The reception reserved for his eldest son promises to be very different. At 73, it is an “old man” who ascends the throne, notes Robert Hazell, professor of constitutional law at University College London.

“It will be very difficult for him to take over from the queen,” he told AFP. “The monarchy will probably go through difficult times.”

Born in 1948, Charles married Diana Spencer in 1981, with whom he had two children, William and Harry, before their marriage fell apart and public revelations about their respective infidelities led to their divorce.

After Diana’s tragic death in 1997 in a car accident in Paris, chased by paparazzi, Charles in 2005 married his former mistress Camilla Parker Bowles.

The new king has long stood out for his controversial, and sometimes ridiculous, remarks on subjects such as agriculture or modern architecture (which he dislikes). Even if his environmental concerns are now widely shared, he will have to comply with foolproof neutrality, each word of the sovereign being scrutinized and commented on.

In 2018, he assured the BBC that he was aware that he should refrain from taking any position: “I’m not that stupid”.

Such neutrality promises to be “very difficult” to maintain, especially in the face of Scotland’s desire for independence, while wanting to safeguard the monarchy, notes Mr. Hazell, who however underlines “the very strong sense of public service and public duty” by Charles.

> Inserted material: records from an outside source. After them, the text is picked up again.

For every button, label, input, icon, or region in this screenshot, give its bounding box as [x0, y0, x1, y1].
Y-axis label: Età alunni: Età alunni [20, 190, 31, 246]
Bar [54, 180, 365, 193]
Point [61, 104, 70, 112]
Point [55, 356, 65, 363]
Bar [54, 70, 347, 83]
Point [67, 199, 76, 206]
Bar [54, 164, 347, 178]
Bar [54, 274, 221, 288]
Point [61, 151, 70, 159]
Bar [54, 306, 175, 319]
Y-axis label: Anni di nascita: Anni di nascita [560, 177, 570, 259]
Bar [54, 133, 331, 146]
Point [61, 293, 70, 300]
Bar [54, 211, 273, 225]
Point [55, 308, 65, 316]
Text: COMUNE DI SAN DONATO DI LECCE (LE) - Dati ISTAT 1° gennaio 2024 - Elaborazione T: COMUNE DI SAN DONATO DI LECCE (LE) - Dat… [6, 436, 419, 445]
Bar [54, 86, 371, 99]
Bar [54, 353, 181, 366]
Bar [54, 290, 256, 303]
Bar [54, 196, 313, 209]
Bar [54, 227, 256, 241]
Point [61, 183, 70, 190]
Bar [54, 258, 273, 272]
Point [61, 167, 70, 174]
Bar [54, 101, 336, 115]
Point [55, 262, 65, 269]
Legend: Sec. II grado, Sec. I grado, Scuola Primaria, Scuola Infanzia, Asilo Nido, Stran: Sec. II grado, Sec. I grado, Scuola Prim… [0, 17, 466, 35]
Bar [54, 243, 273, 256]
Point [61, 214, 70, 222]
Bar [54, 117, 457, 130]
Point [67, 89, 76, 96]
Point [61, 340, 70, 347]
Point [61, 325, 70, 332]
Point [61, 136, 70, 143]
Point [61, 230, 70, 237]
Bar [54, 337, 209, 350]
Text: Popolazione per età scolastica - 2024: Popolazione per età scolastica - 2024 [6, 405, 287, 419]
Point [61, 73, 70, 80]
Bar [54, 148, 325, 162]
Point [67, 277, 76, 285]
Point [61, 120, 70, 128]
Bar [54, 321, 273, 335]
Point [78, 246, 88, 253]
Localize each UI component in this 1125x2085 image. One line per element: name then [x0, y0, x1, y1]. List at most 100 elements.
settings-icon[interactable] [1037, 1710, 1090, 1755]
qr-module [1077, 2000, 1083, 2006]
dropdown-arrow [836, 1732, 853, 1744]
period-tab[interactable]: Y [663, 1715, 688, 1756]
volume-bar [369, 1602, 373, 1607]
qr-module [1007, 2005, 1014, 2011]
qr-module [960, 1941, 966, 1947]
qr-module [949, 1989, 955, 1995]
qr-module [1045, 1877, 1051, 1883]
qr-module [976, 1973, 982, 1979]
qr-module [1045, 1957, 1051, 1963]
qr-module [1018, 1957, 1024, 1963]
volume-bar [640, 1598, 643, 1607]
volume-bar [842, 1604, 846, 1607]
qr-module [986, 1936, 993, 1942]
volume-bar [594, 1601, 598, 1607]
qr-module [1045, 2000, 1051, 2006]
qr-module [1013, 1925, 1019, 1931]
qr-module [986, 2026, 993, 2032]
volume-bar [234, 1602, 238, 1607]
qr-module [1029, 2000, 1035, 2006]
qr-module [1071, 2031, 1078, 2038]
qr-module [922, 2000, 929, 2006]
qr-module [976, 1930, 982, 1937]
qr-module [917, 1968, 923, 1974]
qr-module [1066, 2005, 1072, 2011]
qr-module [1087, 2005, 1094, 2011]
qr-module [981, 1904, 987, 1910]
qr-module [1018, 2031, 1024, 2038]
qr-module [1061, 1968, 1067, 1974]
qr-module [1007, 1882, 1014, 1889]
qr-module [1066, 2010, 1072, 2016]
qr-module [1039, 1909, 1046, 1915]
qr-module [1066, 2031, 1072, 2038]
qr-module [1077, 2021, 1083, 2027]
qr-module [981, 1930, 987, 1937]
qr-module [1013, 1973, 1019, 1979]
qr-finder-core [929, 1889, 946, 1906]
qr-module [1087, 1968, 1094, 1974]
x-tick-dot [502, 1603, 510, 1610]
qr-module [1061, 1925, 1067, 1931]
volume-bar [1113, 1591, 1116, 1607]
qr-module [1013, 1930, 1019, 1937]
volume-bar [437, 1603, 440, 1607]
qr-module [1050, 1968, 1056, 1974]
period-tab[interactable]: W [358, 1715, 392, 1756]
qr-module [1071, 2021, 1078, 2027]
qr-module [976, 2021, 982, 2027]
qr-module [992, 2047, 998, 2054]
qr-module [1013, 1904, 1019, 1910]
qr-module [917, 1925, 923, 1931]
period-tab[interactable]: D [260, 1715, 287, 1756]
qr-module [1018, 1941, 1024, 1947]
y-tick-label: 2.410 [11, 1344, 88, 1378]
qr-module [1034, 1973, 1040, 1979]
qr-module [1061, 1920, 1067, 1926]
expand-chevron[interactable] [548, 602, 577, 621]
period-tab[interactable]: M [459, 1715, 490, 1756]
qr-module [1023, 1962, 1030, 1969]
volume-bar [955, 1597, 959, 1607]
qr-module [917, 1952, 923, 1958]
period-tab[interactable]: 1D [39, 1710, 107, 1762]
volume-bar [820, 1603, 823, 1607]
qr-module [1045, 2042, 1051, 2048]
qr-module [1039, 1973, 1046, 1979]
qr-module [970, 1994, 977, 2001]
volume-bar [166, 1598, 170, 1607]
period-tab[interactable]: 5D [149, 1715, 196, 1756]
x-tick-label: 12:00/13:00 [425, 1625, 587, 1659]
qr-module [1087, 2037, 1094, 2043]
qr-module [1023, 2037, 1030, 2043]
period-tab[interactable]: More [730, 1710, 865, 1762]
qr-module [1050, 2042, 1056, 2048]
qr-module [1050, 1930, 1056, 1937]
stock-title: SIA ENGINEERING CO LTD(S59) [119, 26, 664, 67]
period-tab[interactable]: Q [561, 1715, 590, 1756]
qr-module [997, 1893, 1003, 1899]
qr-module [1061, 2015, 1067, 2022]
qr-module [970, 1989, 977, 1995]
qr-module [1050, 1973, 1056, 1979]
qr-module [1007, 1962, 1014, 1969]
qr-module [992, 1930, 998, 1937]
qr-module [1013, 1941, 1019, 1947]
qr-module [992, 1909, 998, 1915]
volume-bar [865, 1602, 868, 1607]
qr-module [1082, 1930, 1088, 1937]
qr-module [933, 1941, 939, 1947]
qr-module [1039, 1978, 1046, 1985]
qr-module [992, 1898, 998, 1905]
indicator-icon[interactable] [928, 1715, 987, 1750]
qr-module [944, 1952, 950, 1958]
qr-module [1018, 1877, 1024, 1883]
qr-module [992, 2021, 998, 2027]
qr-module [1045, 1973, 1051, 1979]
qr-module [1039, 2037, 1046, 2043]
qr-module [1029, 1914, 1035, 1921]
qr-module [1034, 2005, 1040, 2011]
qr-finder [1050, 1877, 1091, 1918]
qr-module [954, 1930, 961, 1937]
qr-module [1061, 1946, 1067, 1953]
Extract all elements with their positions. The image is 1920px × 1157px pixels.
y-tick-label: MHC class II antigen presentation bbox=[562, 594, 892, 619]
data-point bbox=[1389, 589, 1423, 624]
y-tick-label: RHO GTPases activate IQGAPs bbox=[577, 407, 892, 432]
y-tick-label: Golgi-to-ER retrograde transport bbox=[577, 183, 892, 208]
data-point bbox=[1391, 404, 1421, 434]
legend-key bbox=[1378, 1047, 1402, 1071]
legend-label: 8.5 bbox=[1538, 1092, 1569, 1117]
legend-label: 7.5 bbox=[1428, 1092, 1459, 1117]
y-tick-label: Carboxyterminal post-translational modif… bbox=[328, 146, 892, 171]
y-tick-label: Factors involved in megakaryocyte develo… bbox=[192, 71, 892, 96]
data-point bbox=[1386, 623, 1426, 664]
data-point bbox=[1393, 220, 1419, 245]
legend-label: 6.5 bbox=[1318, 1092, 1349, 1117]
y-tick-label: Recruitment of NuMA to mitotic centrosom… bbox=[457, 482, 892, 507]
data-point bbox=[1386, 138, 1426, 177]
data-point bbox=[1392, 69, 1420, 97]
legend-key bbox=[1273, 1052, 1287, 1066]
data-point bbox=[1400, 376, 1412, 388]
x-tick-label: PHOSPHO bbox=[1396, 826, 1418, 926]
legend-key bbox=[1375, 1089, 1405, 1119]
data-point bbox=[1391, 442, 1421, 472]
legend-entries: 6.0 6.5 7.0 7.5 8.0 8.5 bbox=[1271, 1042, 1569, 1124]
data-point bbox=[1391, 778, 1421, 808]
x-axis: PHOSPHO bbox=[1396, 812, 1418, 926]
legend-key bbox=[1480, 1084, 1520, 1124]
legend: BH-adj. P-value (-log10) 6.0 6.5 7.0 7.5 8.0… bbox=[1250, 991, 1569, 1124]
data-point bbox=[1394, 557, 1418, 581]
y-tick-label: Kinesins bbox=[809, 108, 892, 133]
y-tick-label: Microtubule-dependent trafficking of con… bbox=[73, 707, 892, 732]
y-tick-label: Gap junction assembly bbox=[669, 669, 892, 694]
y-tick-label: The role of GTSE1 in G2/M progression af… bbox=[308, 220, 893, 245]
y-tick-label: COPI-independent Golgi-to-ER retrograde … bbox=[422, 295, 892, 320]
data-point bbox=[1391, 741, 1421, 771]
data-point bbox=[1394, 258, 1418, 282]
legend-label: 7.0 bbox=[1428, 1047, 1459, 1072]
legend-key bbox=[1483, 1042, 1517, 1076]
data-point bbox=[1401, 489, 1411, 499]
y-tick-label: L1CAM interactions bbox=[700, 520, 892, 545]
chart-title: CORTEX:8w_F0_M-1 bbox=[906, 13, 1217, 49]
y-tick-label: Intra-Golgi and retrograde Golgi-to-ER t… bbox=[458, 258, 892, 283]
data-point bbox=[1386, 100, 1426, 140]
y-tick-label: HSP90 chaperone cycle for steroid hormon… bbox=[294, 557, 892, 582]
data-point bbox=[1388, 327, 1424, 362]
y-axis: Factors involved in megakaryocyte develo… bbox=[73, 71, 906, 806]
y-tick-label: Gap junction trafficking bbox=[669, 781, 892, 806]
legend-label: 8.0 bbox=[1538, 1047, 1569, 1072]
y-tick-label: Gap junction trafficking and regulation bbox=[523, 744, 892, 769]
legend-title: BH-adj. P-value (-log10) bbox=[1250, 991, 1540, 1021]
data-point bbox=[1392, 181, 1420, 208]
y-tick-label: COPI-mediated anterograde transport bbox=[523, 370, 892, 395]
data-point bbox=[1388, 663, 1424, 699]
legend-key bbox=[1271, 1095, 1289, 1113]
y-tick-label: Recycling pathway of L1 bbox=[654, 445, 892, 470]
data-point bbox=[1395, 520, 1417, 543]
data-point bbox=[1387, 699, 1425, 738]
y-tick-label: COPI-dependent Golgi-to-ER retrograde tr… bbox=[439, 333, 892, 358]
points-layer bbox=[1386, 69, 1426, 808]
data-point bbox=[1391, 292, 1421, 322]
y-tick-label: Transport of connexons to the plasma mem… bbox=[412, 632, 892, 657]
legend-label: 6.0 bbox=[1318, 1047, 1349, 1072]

Not the “aura” of Elizabeth

Charles approaches his reign much less beloved than his mother. According to a poll by the YouGov institute in 2021, just over a third of respondents thought he would make a good king, while over 70% had a favorable opinion of the queen.

Enough to revive the hopes of supporters of the abolition of the monarchy in favor of a republic, an idea supported by only 15% of Britons in recent years.

Charles “is not protected by the same almost impenetrable aura as the Queen”, according to Graham Smith, the director of the Republic movement.

To maintain the institution, Robert Hazell considers “conceivable” that Charles abdicates in favor of his son William, born in 1982 and very popular, an option still rejected by Elizabeth II.

Reduced standard of living

But for Graham Smith, “he’s not going to give up”.

Faced with growing criticism of the lifestyle of the royal family, scholars of the monarchy lend Charles the desire to reduce the number of its active members, living at the expense of the crown and devoting themselves to public engagements. They are currently ten.

The trend has already been boosted with the withdrawal of Prince Andrew, brother of Charles, implicated for his friendship with the late American financier Jeffrey Epstein, accused of trafficking in minors, then the departure to California of his son Harry.

For Robert Hazell, more than financial, the interest of continuing on this path is above all to limit the risks that a member of the royal family will “slip”.

It will be up to Charles to distribute the titles, choosing for example whether he passes on to his son that of “Prince of Wales” which he has worn since 1958.

The royal family has indicated that Camilla should wear the title ‘princess consort’ rather than ‘queen’ so as not to offend the public. But from a legal point of view, notes Mr. Hazell, she became queen “automatically”.